Commitment Made for an Asset
As an accountant I always pay attention to corporate physical operations, i.e. I’ll walk the facilities. Invariable there will be a physical asset I’ve not seen before and it is new. I’m also keen to the fixed assets list and know this item isn’t on the list. Basically, the owner has done something by purchasing the asset without informing me or utilizing the proper procedures. Here, I post a $1.00 debit to the assets suspense account and a corresponding $1.00 credit to the liabilities suspense account. This clues me to follow up on the issue in the future.
Clearing Suspense Entries
One of the steps in the monthly closing process (future lesson) is the clearing out of suspense entries. Each of the six suspense accounts are reviewed and each entry is adjusted to the correct or appropriate account. I encourage bookkeepers and accountants to perform this function weekly.
The most difficult part of clearing an entry (adjusting the entry to the correct account) is getting the correct information from the source party (owner, manager or purchasing agent). Once the appropriate information is received the entry can be adjusted for accounting purposes.
Many accounting programs allow the user to display the transactions for an account limited to a timeframe. In QuickBooks, select reports, accountant’s reports, transaction list and via the custom fields select the six suspense accounts for the current accounting period. It will display existing entries for all six accounts.
To assist you with the process of closing out suspense entries, here are some helpful tips:
- Get Descriptive – When creating the initial entry, get very descriptive in the memo section. State what facts you have and questions to ask. It is often a good idea to send an e-mail immediately to the party with knowledge requesting clarification with the transaction.
- Set a Flat Value Marker – When an economic transaction occurs and you are not aware of the financial value, use a value marker to clue you in that there is no dollar value associated with the respective transaction. This forces you to research the financial value. Some common value markers include $.99, $1.00, $1.01, $6.66 (the mark of the devil) and $7.07. Use a value yo know will trigger your mind as a ‘Dig further into this transaction’ command.
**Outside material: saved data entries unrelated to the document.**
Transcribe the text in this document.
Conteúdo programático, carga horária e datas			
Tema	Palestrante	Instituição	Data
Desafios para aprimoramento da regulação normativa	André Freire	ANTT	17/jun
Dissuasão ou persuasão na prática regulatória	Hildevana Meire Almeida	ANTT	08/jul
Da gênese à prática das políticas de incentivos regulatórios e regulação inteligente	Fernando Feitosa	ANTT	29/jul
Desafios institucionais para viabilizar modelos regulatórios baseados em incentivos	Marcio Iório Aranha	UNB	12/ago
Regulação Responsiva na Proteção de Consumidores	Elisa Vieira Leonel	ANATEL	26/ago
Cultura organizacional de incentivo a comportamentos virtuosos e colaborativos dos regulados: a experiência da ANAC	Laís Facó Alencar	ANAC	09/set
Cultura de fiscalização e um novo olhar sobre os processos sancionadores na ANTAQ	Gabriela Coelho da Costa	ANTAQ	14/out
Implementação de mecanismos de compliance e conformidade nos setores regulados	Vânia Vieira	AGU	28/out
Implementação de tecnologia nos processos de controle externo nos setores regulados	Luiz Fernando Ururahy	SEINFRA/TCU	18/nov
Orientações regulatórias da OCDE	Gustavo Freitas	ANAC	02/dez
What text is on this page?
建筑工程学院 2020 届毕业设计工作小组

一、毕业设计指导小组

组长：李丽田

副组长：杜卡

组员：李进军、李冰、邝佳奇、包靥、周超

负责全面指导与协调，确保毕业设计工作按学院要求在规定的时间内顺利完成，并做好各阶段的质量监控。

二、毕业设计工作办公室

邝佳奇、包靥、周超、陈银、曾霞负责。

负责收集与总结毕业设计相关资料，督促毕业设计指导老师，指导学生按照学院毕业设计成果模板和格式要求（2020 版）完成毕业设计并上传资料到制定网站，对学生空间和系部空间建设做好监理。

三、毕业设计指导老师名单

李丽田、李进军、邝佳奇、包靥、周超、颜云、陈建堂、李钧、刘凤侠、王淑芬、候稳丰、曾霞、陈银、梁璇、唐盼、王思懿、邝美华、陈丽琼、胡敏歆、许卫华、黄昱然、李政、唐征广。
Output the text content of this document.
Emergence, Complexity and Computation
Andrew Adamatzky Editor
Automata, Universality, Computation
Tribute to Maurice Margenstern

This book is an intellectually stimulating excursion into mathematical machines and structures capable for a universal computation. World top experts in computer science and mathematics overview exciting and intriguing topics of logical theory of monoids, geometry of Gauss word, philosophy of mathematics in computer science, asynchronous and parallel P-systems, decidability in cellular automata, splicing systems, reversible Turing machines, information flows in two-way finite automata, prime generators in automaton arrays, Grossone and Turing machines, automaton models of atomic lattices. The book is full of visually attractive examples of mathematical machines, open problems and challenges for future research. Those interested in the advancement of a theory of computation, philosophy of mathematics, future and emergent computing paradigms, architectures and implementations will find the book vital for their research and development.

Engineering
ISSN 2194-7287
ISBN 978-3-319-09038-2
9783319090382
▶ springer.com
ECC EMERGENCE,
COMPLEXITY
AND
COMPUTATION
- Complex Transactions – Every now and then a complex transaction occurs requiring the assistance of the CPA. While awaiting a response via e-mail, use the suspense account to temporarily store the unknown element of the transaction.
- Be Proactive – Send and e-mail to the party with the most knowledge of the subject so they have adequate time to respond. It may take several days to get clarification concerning the subject.
One final note about suspense accounts. When the books of record are really messed up, accountants use the suspense account to temporarily hold a transaction when they are clear about one side of the dual entry. The part that is unclear is stored in the suspense account for further review. This form of bookkeeping is explained in detail in the advanced bookkeeping section of this website.
Summary – Suspense Accounts
Suspense accounts are used to temporarily store questionable transactions. There is one suspense account for each of the six types of accounts with the books. The bookkeeper uses the suspense account when there is some uncertainty as to the appropriate account to post the value. After researching the economic transaction, the bookkeeper merely opens the entry and makes the appropriate adjustment. ACT ON KNOWLEDGE.